Edirne Cezaevinde bulunan HDP Eş Genel Başkanı Selahattin Demirtaş'ın, TBMM Başkanlığı ve Adalet Bakanlığına yazdığı yazılar HDP Genel Merkezi tarafından basın kuruluşları ile paylaşıldı. Demirtaş yazılarında, yasama dokunulmazlığı ve yasama sorumsuzluğu ilgili yasa, anayasa ve iç tüzükte yer alan maddelerden detaylar vererek, kendi durumunu yazdı. Demirtaş, yasama sorumsuzluğu kapsamında olan yasama çalışmaları sırasında ileri sürülen görüşlerinin parlamento dışında da dile getirilmesinden ibaret olan tüm açıklamalarım yine halen derdest olan ve tutuksuz yargılandığı 30 bağımsız dava dosyasına dönüştürüldüğünü savundu. Demirtaş, şöyle dedi:
"20.05.2016 tarihinde Anayasaya geçici bir madde eklenerek, yine 20.05.2016 tarihine kadar işlendiği iddia edilen suçlar yönünden dokunulmazlığımız kaldırılmıştır. 20.05.2016 tarihinden sonraki hukuki statümüzde bir değişiklik yapılmamış, bu gün itibariyle dahi, halen milletvekili görevlerini icra eden Parlamenterlerden ve hatta sizden bu yönüyle hiçbir farkımız bulunmamaktadır."

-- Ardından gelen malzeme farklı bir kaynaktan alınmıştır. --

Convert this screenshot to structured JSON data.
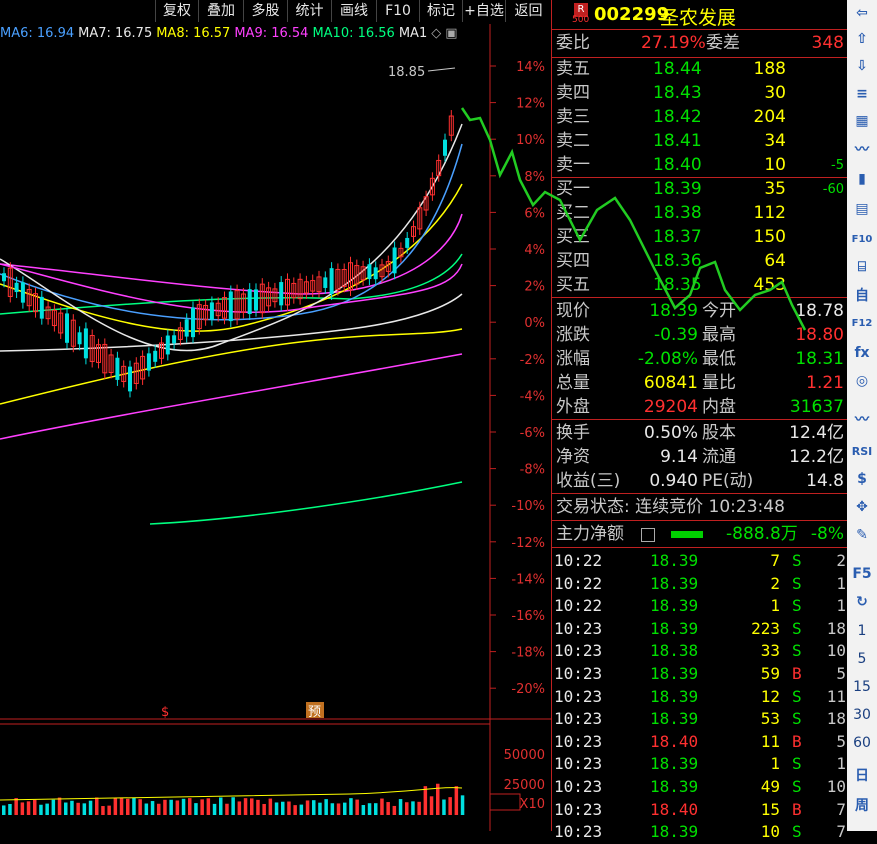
{
  "toolbar": [
    "复权",
    "叠加",
    "多股",
    "统计",
    "画线",
    "F10",
    "标记",
    "+自选",
    "返回"
  ],
  "ma_legend": [
    {
      "label": "MA6: 16.94",
      "color": "#4aa0ff"
    },
    {
      "label": "MA7: 16.75",
      "color": "#e8e8e8"
    },
    {
      "label": "MA8: 16.57",
      "color": "#ffff00"
    },
    {
      "label": "MA9: 16.54",
      "color": "#ff40ff"
    },
    {
      "label": "MA10: 16.56",
      "color": "#00ff80"
    },
    {
      "label": "MA1",
      "color": "#e8e8e8"
    }
  ],
  "high_marker": "18.85",
  "pct_axis": [
    "14%",
    "12%",
    "10%",
    "8%",
    "6%",
    "4%",
    "2%",
    "0%",
    "-2%",
    "-4%",
    "-6%",
    "-8%",
    "-10%",
    "-12%",
    "-14%",
    "-16%",
    "-18%",
    "-20%"
  ],
  "volume_axis": [
    "50000",
    "25000",
    "X10"
  ],
  "chart_markers": {
    "s_marker": "$",
    "yu_marker": "预"
  },
  "stock": {
    "r_badge": "R",
    "r_num": "500",
    "code": "002299",
    "name": "圣农发展"
  },
  "weibi": {
    "label1": "委比",
    "value1": "27.19%",
    "label2": "委差",
    "value2": "348"
  },
  "asks": [
    {
      "label": "卖五",
      "price": "18.44",
      "vol": "188",
      "chg": ""
    },
    {
      "label": "卖四",
      "price": "18.43",
      "vol": "30",
      "chg": ""
    },
    {
      "label": "卖三",
      "price": "18.42",
      "vol": "204",
      "chg": ""
    },
    {
      "label": "卖二",
      "price": "18.41",
      "vol": "34",
      "chg": ""
    },
    {
      "label": "卖一",
      "price": "18.40",
      "vol": "10",
      "chg": "-5"
    }
  ],
  "bids": [
    {
      "label": "买一",
      "price": "18.39",
      "vol": "35",
      "chg": "-60"
    },
    {
      "label": "买二",
      "price": "18.38",
      "vol": "112",
      "chg": ""
    },
    {
      "label": "买三",
      "price": "18.37",
      "vol": "150",
      "chg": ""
    },
    {
      "label": "买四",
      "price": "18.36",
      "vol": "64",
      "chg": ""
    },
    {
      "label": "买五",
      "price": "18.35",
      "vol": "453",
      "chg": ""
    }
  ],
  "quote": [
    {
      "l1": "现价",
      "v1": "18.39",
      "c1": "grn",
      "l2": "今开",
      "v2": "18.78",
      "c2": "wht"
    },
    {
      "l1": "涨跌",
      "v1": "-0.39",
      "c1": "grn",
      "l2": "最高",
      "v2": "18.80",
      "c2": "red"
    },
    {
      "l1": "涨幅",
      "v1": "-2.08%",
      "c1": "grn",
      "l2": "最低",
      "v2": "18.31",
      "c2": "grn"
    },
    {
      "l1": "总量",
      "v1": "60841",
      "c1": "yel",
      "l2": "量比",
      "v2": "1.21",
      "c2": "red"
    },
    {
      "l1": "外盘",
      "v1": "29204",
      "c1": "red",
      "l2": "内盘",
      "v2": "31637",
      "c2": "grn"
    }
  ],
  "fund": [
    {
      "l1": "换手",
      "v1": "0.50%",
      "l2": "股本",
      "v2": "12.4亿"
    },
    {
      "l1": "净资",
      "v1": "9.14",
      "l2": "流通",
      "v2": "12.2亿"
    },
    {
      "l1": "收益(三)",
      "v1": "0.940",
      "l2": "PE(动)",
      "v2": "14.8"
    }
  ],
  "trade_status": "交易状态: 连续竞价 10:23:48",
  "main_flow": {
    "label": "主力净额",
    "value": "-888.8万",
    "pct": "-8%"
  },
  "ticks": [
    {
      "t": "10:22",
      "p": "18.39",
      "v": "7",
      "s": "S",
      "n": "2"
    },
    {
      "t": "10:22",
      "p": "18.39",
      "v": "2",
      "s": "S",
      "n": "1"
    },
    {
      "t": "10:22",
      "p": "18.39",
      "v": "1",
      "s": "S",
      "n": "1"
    },
    {
      "t": "10:23",
      "p": "18.39",
      "v": "223",
      "s": "S",
      "n": "18"
    },
    {
      "t": "10:23",
      "p": "18.38",
      "v": "33",
      "s": "S",
      "n": "10"
    },
    {
      "t": "10:23",
      "p": "18.39",
      "v": "59",
      "s": "B",
      "n": "5"
    },
    {
      "t": "10:23",
      "p": "18.39",
      "v": "12",
      "s": "S",
      "n": "11"
    },
    {
      "t": "10:23",
      "p": "18.39",
      "v": "53",
      "s": "S",
      "n": "18"
    },
    {
      "t": "10:23",
      "p": "18.40",
      "v": "11",
      "s": "B",
      "n": "5"
    },
    {
      "t": "10:23",
      "p": "18.39",
      "v": "1",
      "s": "S",
      "n": "1"
    },
    {
      "t": "10:23",
      "p": "18.39",
      "v": "49",
      "s": "S",
      "n": "10"
    },
    {
      "t": "10:23",
      "p": "18.40",
      "v": "15",
      "s": "B",
      "n": "7"
    },
    {
      "t": "10:23",
      "p": "18.39",
      "v": "10",
      "s": "S",
      "n": "7"
    }
  ],
  "side_tools": [
    "⇦",
    "⇧",
    "⇩",
    "≡",
    "▦",
    "〰",
    "▮",
    "▤",
    "F10",
    "⌸",
    "自",
    "F12",
    "fx",
    "◎",
    "〰",
    "RSI",
    "$",
    "✥",
    "✎",
    "F5",
    "↻",
    "1",
    "5",
    "15",
    "30",
    "60",
    "日",
    "周"
  ]
}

Demirtaş, bir milletvekili olarak cezaevinde bulunuyor olmasının kişi özgürlüğü ve güvenliği hakkının ihlali olduğu kadar, yasama faaliyetlerine katılamıyor olması nedeniyle 6 milyon seçmenin oyuna almış bir Partinin Eş Genel Başkanı olarak seçme ve seçilme hakkının da ihlal edildiğini öne sürdü. Selahattin Demirtaş, yazısının devamında şöyle dedi:
"KELEPÇE UYGULAMASI İLE KARŞI KARŞIYA KALMAKTAYIM"

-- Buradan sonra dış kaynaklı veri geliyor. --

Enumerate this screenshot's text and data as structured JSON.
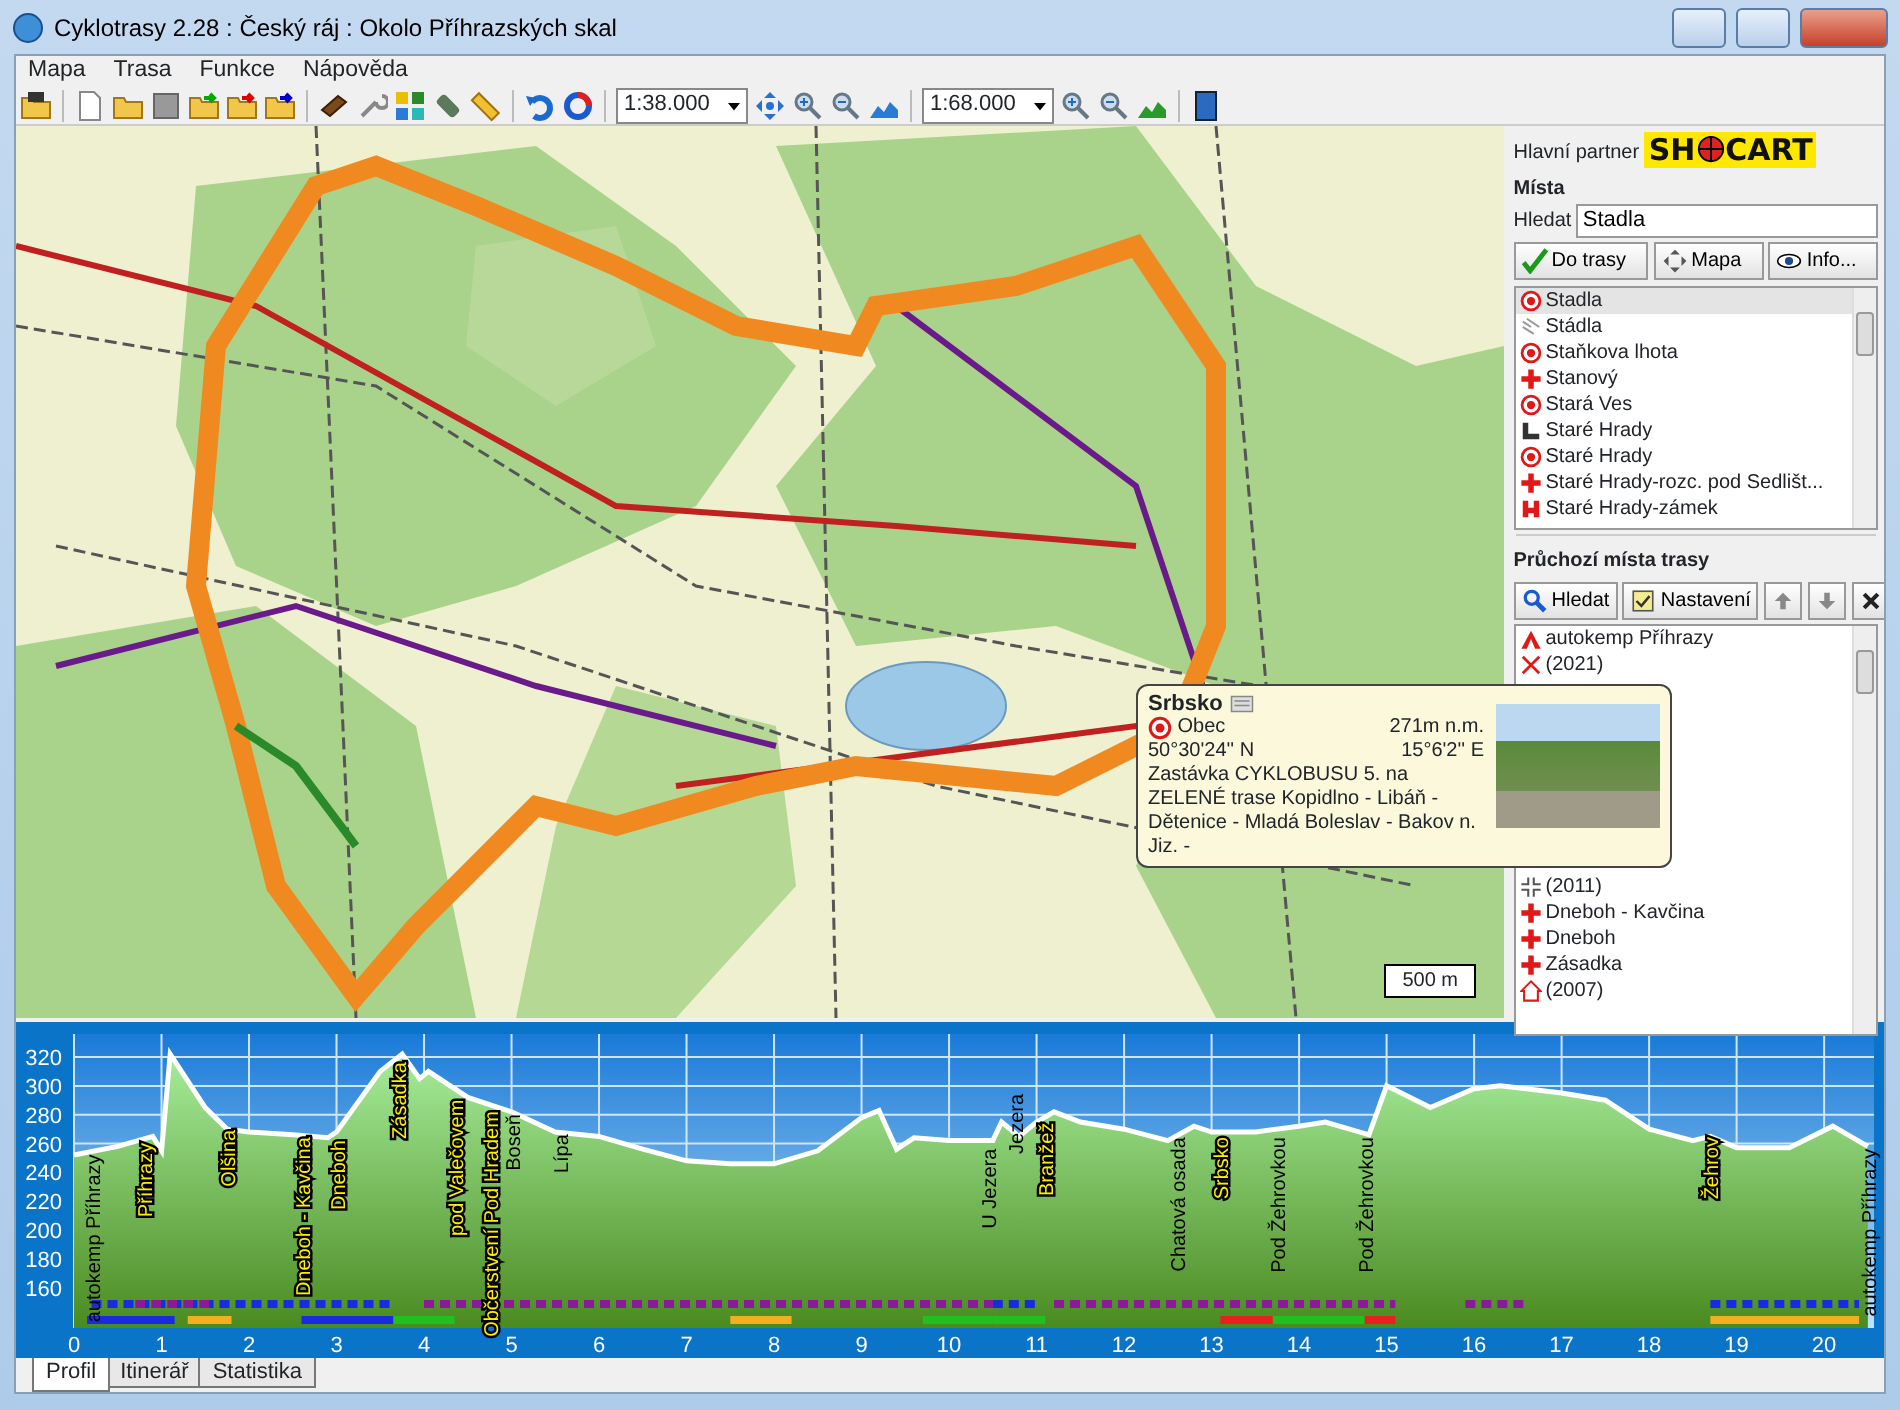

"Tutuklu bulunduğum dosyada 10 ayı aşkın süre geçmesine rağmen halen duruşmaya çıkmamış olsam da, halen devam eden 30 ayrı dava dosyam bulunmaktadır. Bu dosyalarda, SEGBİS ile ifade vermek istememem, bizzat duruşmalara katılma isteğim genellikle reddedilmekte; duruşmalara katılma isteğimin kabul edildiği dosyalarda ise ilgili mahkemeye sevkim sırasında kelepçe uygulaması ile karşı karşıya kalmaktayım. Keza anılan kelepçe dayatma uygulaması hastaneye sevkler sırasında da aynen yaşanmaktadır. Asla kabul edilemez bu uygulama nedeniyle adil yargılanma hakkımın, sağlık hakkımın, işkence ve kötü muamele yasağı hakkımın ihlal edildiğini; dokunulmazlığı düzenleyen 83. madde dolayısıyla da Anayasal ihlal olduğunu, konumunuz gereği en çok da, Siz bilmek durumundasınız. Kelepçe ile ilgili, 'Yakalama, Gözaltına Alma ve İfade Alma Yönetmeliğinin' yakalanan ve nakledilecek şahıslara uygulanacak tedbirler başlıklı 7. maddesindeki 'Yakalanan veya tutuklanarak bir yerden diğer bir yere nakledilen kişilere, kaçacaklarına ya da kendisi veya başkalarının hayat ve beden bütünlükleri bakımından tehlike arz ettiğine ilişkin belirtilerin varlığı hâllerinde kelepçe takılabilir' hükmü dışında mevzuatımızda başkaca da bir düzenleme bulunmadığını hatırlatmak isterim. Bu hükmünde, nakledilecek kişinin 'kaçacağına ya da kendisi veya başkalarının hayat ve beden bütünlükleri bakımından tehlike arz ettiğine ilişkin belirtilerin varlığına' şeklindeki şarta tabi olduğunu bilmek durumundasınız. Bunu biliyor ve buna rağmen bu uygulama devam etsin diyorsanız, Sizden, Kendime veya başkasına zarar vereceğim ve yahut kaçacağım konusundaki düşüncenizi şekillendiren ve ilgili hükümde varlığı gerekli sayılan 'belirtileri' tarafıma sunmanızı rica ederim."
"TBBB ÜYESİNİ KELEPÇELEYİN DİYEN YUKARIDAKİLER KİMDİR?
HDP Eş Genel Başkanı Selahattin Demirtaş, kelepçeli naklin tali bir nakil olduğunu, aynı zamanda Anayasa Mahkemesi ve AİHM'in kararlarında da kişilerin kelepçeli naklinin temel insan haklarına aykırı olduğu, insan onurunu rencide ettiğine dair kararları bulunduğunu ifade ettiği yazıda, şöyle devam etti:
"1983 yılında yürürlüğe giren Jandarma Teşkilatı Görev ve Yetkilerine ilişkin yönetmeliğin konuya ilişkin hükmünün de bu gerekçelerle Danıştay Dava Dairesince iptal edildiğini, zorunlu olmadıkça kelepçe takılmasının suç olduğunu hatırlatmak ve bilmenizi isterim. Bulunduğum Cezaevinin dış güvenliğince, Jandarma yetkililerince, kelepçe takma uygulamasının kendi takdirleri olmadığı, bu emrin 'yukardan geldiği' dile getirilmektedir. Dokunulmazlığı devam eden bir TBMM üyesini kelepçeleyin! diye emir vererek suç işleyen 'yukarıdakilerin' kim/kimler olduğunu, ne amaçla bu emirleri verdiklerini bilmek ve işlenen bu suçu engellemek yükümlülüğünüzün olduğunu düşünüyorum.Başkanlığınızca, dile getirmiş olduğum bu sorunların giderimi için, gerekli girişimlerde bulunulmasını ve tarafıma yazılı olarak bilgi verilmesini talep ederim."